I've been thinking about some of the stuff me and Platero were talking about as far as conversation skills. There's this ted and ting thing where ting is the guy who talks alot and tries to be the main of the conversation etc etc... I often wonder if thats why no one liked me in highs chool or at least didn't want anything to do with me. but hey, thats just a thought -shrug- whooo knows.
anyway, things I need to remember:
pray for Savannah, and pray for dad. I was wondering when you would start looking for a new J.R. dad its been awhile, its hard finding smart guys you can trust.
well, so far we have quite the teaching pool... unfortunately not from all of our walking. I swear this place is MESSED UP with hills!!!! Tracting can turn into a 4 hour nature hike!!!!! its crazy!

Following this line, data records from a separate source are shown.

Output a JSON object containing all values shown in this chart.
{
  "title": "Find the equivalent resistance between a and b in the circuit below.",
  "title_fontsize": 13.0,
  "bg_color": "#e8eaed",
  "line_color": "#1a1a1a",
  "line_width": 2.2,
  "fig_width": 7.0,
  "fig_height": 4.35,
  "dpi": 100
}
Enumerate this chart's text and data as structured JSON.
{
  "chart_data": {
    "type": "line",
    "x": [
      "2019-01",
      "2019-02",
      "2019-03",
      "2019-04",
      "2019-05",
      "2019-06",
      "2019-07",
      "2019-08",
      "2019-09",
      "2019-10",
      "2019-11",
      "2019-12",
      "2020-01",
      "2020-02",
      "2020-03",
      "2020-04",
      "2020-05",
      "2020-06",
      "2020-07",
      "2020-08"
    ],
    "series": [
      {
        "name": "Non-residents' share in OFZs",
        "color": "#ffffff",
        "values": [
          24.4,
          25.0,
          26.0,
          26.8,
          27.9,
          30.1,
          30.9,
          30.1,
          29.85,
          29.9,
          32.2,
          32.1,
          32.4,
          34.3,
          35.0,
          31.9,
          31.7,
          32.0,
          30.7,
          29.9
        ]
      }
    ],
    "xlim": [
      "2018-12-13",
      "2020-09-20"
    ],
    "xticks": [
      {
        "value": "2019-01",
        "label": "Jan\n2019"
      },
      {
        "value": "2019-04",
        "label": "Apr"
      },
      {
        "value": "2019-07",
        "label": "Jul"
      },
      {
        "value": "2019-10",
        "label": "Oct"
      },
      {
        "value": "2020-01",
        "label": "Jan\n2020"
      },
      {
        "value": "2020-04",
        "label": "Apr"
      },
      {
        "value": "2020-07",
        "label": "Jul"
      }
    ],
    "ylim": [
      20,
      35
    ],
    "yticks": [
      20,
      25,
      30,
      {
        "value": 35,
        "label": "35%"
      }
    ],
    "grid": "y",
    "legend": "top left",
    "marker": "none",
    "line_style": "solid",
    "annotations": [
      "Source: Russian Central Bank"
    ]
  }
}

I'm in the book of helman, and I honestly don't enjoy it. I was reading and was thinking about Moroniha, the son of moroni... this guy had to put up with ALOT of crap! Sure, Moroni did a lot of cool things, but he only had to deal with war and the king-men twice! His son had to deal with SO much more crap!
politics, abomination a weak moral structure in the society and parts of government it was a stick'n mess!!!!
I think we had a knock'n (I'm assuming it's tracting) that ended up with like two bad eggs in one street. One was an OLD old guy who was about to marry a mormon but printed out twenty questions (like the cheap shot questions) and then told us if we would just throw out the book of mormon we would be fine christians... Jones was talking to him and was kinda defensive, he's a strong elder but age has turned him less patient so he promptly told the guy that he (the old guy) basically didn't want to know if the church was true and promptly walked away.... I stayed and was polite for the image of the church.
and the old guy apologized for hurting 'jones feelings' but I told him that if anything, this has just made us stronger, said goodbye and left.... Then we knocked into an old atheist guy who recommended we study the christian history. Why do smart people always think we're dumb? anyway, time is ticking!
Orange I wanna hear from yoooou darcie toooo! and my family!
Special thank you's to the Sampson's who knew what I wanted and delivered with a surprise of measuring cups! malto-meal was WAY more successful this round! aha!
I loved all my birthday presents especially the 2 cases of toilet paper from my Mom and all the party favors were lots of fun.